具体的には、会社経営において不採算事業の規模を縮小したり、撤退することで成長可能性のある事業や、高い収益を望める事業に経営資源を投下することで、事業の再構築を目指すことを指します。
経費の見直し
抜本的な経費の見直しはキャッシュフローの改善につながります。
見直したい経費には以下のようなものがあります。
- 外注費
- 人件費
- 広告費
- 工数
- 原材料費
このなかで最初に削りたいのは外注費です。
内部でもまかなえる仕事をわざわざ外注していないか確認しましょう。 社内のソースが足りないなどの理由で外注をしているケースは仕方ないですが、 資金に余裕がない状態で必要のない外注をするのは控えるべきでしょう。
また、近年は新型コロナウイルスの影響でこれまでと働き方が大きく変わりました。テレワークの推進をしたいという気持ちはわかりますが、 このようなタイミングだからこそ抜本的な経費の見直しをしていく必要があるでしょう。
家賃の減額を見据えてオフィスの移動など大規模なものはいきなりやるのは難しいので、 まずは社員の出社が減ったことにより必要性が下がる消耗品や新聞図書費など無駄な経費を削ることを考えましょう 。
また、経費削減をする際に大切なことは、経営陣だけで判断するのではなく、 現場で働いている社員に耳を傾けながら徐々に見直していくことです。
選択と集中のための事業売却
3つ目は事業の選択と集中です。
「選択と集中」では、成長や売上が見込めるコア事業だけを残し、それ以外のノンコア事業は黒字の状態でも廃止もしくは売却し、利益率アップを目的とします。
また、M&Aにより、ノンコア事業を売却すれば 多額の事業譲渡益が得られます。 自社にとっては必要ないと思われる事業でも、ほかの会社からすればシナジー効果が見込める有益な事業である場合もあります。
ノンコア事業が黒字の状態であれば売却するのは惜しいように感じますが、 コア事業に絞ることによって、 これまでは思いもつかなかった顧客ニーズやアプローチを見いだせる場合もあるので、 選択と集中を視野に入れた経営をおこなっていきましょう。
経営の立て直しに成功した事例
実際に経営難の状態から立ち直しに成功した会社は多くあります。
ここからは、経営の立て直しに成功した会社の事例を3つ紹介します。 なぜ経営難に陥ったのか、そしてどのように経営を立て直したのか注目して見ていきましょう。
経営の立て直し事例1:日本航空
日本を代表する航空会社のJALにも経営破綻の危機がありました。
日本航空株式会社は1951年に設立され、 1987年に完全民営化されてから、航空事業だけでなくホテル事業や教育事業など子会社を設立し事業の拡大を推進しました。
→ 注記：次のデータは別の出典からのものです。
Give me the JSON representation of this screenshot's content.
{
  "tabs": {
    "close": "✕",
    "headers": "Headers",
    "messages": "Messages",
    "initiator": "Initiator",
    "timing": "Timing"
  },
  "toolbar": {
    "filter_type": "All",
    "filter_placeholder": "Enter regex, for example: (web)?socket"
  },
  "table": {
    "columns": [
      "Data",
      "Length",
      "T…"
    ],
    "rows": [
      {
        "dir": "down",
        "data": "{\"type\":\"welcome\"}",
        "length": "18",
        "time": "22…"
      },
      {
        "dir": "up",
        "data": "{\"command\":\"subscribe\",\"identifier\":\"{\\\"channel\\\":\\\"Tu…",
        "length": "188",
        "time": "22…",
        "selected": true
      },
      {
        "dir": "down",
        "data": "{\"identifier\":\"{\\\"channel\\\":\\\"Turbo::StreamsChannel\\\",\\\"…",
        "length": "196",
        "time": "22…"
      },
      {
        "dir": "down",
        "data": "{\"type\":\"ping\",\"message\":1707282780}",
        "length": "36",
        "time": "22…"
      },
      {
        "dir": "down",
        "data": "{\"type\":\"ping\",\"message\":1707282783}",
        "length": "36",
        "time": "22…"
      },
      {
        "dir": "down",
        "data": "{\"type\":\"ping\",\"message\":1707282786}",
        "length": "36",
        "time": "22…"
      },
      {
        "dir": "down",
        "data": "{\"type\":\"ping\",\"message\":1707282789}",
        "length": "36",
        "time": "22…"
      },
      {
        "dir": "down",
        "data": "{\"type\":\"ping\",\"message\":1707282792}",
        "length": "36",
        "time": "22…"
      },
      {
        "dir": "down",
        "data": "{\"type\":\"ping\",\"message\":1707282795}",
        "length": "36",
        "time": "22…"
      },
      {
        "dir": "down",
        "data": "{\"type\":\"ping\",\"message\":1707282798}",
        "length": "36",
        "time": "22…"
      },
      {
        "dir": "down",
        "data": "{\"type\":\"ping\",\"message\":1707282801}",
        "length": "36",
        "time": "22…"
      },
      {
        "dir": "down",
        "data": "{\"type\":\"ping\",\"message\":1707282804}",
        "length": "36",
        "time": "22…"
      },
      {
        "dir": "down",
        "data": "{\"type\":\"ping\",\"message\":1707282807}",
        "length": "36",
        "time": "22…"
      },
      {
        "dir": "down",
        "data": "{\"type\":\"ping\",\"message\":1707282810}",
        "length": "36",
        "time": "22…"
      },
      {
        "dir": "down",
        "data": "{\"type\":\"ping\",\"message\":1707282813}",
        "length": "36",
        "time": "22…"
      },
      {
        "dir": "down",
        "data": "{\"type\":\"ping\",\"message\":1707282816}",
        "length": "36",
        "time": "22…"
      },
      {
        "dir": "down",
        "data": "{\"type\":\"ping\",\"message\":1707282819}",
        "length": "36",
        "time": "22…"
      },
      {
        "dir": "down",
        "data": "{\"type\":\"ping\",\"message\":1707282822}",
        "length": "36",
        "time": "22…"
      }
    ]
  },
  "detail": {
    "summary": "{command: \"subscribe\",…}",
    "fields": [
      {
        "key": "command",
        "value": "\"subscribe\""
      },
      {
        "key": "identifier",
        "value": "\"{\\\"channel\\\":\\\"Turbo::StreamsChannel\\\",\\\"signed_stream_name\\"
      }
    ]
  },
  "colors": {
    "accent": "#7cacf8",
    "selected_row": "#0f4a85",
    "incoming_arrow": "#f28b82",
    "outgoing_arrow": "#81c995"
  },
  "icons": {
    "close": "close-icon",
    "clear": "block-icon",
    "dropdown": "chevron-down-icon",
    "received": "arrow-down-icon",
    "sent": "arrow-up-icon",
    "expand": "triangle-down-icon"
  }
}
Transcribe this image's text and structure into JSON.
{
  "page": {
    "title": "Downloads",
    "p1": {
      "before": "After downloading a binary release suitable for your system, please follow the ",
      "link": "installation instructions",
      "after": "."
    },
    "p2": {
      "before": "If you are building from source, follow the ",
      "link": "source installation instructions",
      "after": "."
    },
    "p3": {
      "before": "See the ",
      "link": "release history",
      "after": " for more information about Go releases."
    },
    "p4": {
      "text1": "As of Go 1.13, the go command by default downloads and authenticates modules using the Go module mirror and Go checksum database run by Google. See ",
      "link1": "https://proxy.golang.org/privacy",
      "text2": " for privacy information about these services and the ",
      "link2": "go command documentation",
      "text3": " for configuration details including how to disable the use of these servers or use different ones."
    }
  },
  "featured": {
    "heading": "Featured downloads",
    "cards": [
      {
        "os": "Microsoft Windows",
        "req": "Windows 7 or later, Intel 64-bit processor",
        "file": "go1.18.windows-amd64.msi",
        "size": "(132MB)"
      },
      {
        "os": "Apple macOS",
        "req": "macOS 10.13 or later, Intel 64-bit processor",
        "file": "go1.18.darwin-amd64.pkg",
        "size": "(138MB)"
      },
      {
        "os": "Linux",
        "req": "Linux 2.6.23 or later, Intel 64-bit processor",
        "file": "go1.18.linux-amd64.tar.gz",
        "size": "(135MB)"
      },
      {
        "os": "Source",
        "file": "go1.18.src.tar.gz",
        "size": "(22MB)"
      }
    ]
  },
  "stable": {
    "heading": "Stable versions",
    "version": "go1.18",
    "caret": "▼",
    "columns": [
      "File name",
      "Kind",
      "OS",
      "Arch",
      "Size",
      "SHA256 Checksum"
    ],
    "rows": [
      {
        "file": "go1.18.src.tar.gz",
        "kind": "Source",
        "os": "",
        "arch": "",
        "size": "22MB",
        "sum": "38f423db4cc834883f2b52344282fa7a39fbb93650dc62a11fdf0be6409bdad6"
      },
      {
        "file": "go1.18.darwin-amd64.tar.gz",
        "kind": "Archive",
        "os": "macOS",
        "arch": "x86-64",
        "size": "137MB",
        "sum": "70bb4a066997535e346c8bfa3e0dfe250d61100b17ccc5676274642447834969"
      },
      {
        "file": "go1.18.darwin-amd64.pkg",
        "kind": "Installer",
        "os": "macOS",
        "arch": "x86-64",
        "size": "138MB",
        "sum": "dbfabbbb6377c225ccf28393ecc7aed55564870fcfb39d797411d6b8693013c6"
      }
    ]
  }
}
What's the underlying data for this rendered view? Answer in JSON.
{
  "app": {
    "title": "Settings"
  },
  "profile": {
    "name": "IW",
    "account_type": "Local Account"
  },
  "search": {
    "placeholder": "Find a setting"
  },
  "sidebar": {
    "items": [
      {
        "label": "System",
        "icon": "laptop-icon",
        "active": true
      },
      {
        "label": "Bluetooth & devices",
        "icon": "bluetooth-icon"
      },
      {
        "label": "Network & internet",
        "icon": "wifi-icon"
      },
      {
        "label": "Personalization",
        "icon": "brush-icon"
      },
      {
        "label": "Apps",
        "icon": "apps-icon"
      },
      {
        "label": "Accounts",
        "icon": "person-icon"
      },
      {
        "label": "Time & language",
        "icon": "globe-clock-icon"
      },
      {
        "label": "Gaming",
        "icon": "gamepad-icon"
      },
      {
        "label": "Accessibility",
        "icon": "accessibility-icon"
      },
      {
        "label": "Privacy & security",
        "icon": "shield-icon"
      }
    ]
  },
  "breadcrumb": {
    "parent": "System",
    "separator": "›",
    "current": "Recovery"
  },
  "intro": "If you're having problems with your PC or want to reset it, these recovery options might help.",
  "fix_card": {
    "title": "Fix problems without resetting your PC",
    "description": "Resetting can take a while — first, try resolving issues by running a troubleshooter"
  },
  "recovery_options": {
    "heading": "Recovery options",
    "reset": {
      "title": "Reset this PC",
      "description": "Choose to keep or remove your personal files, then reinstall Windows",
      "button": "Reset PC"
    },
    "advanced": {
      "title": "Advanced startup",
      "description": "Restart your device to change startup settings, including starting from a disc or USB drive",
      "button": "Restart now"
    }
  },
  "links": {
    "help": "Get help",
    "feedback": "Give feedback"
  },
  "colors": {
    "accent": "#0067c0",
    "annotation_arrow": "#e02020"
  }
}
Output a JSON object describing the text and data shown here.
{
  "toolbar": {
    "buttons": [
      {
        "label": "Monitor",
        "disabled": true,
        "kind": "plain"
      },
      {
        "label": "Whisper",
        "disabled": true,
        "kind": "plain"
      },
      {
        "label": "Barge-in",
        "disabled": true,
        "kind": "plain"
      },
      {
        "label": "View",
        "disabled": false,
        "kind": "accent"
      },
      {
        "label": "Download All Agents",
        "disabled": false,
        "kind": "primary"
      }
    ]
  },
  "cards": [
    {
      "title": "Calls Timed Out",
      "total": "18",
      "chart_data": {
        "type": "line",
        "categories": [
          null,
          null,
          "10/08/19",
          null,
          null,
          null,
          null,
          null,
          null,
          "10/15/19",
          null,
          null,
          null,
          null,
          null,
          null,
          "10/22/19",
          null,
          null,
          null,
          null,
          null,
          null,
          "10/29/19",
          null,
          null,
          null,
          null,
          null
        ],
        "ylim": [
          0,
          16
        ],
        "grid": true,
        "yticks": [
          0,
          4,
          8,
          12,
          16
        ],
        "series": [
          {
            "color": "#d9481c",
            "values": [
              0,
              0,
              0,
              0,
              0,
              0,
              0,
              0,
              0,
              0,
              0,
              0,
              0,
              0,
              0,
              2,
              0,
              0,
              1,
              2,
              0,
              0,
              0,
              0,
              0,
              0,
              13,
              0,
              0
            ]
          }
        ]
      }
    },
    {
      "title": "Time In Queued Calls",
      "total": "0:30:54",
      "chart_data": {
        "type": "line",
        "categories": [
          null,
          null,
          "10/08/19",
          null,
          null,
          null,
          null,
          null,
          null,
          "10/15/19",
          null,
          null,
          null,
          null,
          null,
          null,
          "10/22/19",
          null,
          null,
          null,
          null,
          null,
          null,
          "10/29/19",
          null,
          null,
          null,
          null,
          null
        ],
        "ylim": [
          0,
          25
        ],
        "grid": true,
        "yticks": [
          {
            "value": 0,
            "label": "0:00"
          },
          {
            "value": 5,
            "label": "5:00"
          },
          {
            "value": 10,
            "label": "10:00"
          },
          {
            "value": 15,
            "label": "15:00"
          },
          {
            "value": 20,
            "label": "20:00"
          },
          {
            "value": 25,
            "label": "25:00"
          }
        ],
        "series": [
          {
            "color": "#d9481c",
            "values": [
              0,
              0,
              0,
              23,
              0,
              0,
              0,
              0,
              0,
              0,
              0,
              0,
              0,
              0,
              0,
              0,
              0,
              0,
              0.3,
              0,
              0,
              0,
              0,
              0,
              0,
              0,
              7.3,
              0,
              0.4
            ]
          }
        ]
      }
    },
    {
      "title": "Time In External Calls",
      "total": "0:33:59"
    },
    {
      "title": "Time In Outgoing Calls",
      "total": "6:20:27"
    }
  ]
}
しかし、採算の合わない大型機の導入やほかの事業にも手を広げすぎていたことで、リーマンショックが引き金となり、2010年1月に会社更生手続きを申し立てることになったのです。
その後は、企業再生支援機構の元、金融機関の債権放棄や公的資金の注入により、経営の立て直しが図られました。また、 路線の見直しや不採算事業の縮小、希望退職者による人員削減、子会社の売却により大幅なコストダウンを実現しました。
その結果、2012年3月期に2,049億円の営業黒字を達成し、東証一部に再上場を果たしています。
日本航空は公的機関のサポートを受けつつも、大幅なコストダウンや社員の意識改革を徹底しておこなったことにより経営の立て直しを成功させた企業だといえます。
経営の立て直し事例2:日本テレコム
2つ目の事例は日本テレコムです。
日本テレコムは1984年に設立された固定通信事業者であり、 かつてはJ-PHONEという社名で全国一貫サービスの携帯電話事業を確立しました。
1980~90年代は吸収合併や海外企業との資本提携の実施を経て、順調に売上を伸ばしていました。しかし、2000年にイギリスのボーダフォンに買収されて以降、2002年には固定電話事業の落ち込み、2005年には固定電話サービスへの先行投資失敗が響き、最終的には814億円の赤字に陥ってしまったのです。
その後、2004年にアメリカの投資会社リップルウッド・ホールディングス傘下にあった日本テレコムはソフトバンクに完全買収され、100%子会社となりました。
日本テレコムは、さまざまな企業との間で身売りに次ぐ身売りを経験しましたが、その後ソフトバンクの傘下では、営業強化や積極的なコストカットなどを進め、買収から約3年で、見事経営を立て直し、ソフトバンクグループの収益にも貢献するようになりました。
日本テレコムは優良企業に買収されたことがきっかけで、経営を立て直した企業だといえるでしょう。
経営の立て直し事例3:日立製作所
かつて総合電機メーカーの雄であった日立製作所はリーマンショック後の2009年にグループ存続の危機を迎えており、当時の赤字額は7,873億円でした。
その後、2009年に経営のトップを任された川村隆氏は「選択と集中」と称し、事業の大転換を進めていきます。具体的には鉄道システムなどの「社会インフラ」とIT分野に経営資源を集中させるため、 それ以外の上場子会社を売却もしくは完全子会社化して整理したのです。
この「攻めの売却」により、日立製作所は2021年3月期に過去最高の5,016億円の純利益を叩き出し、 見事にV字回復を果たしました。
この一連のV字回復劇は書籍にもなっており、多くの経営者に影響を与えています。
どの会社であっても、経営難に陥る可能性は多かれ少なかれあるでしょう。もし、経営が立ち行かなくなったときに、どのように立て直すかは経営者の手腕にかかっています。
経営を立て直す効果的な方法にM&Aがあります。不採算事業の売却や、優良企業との合併で経営を立て直した例は数えきれません。ただし、M&Aには専門的な知識や経験が必要です。もし、事業の売却や買収を検討している場合は専門のアドバイザーに相談することをおすすめします。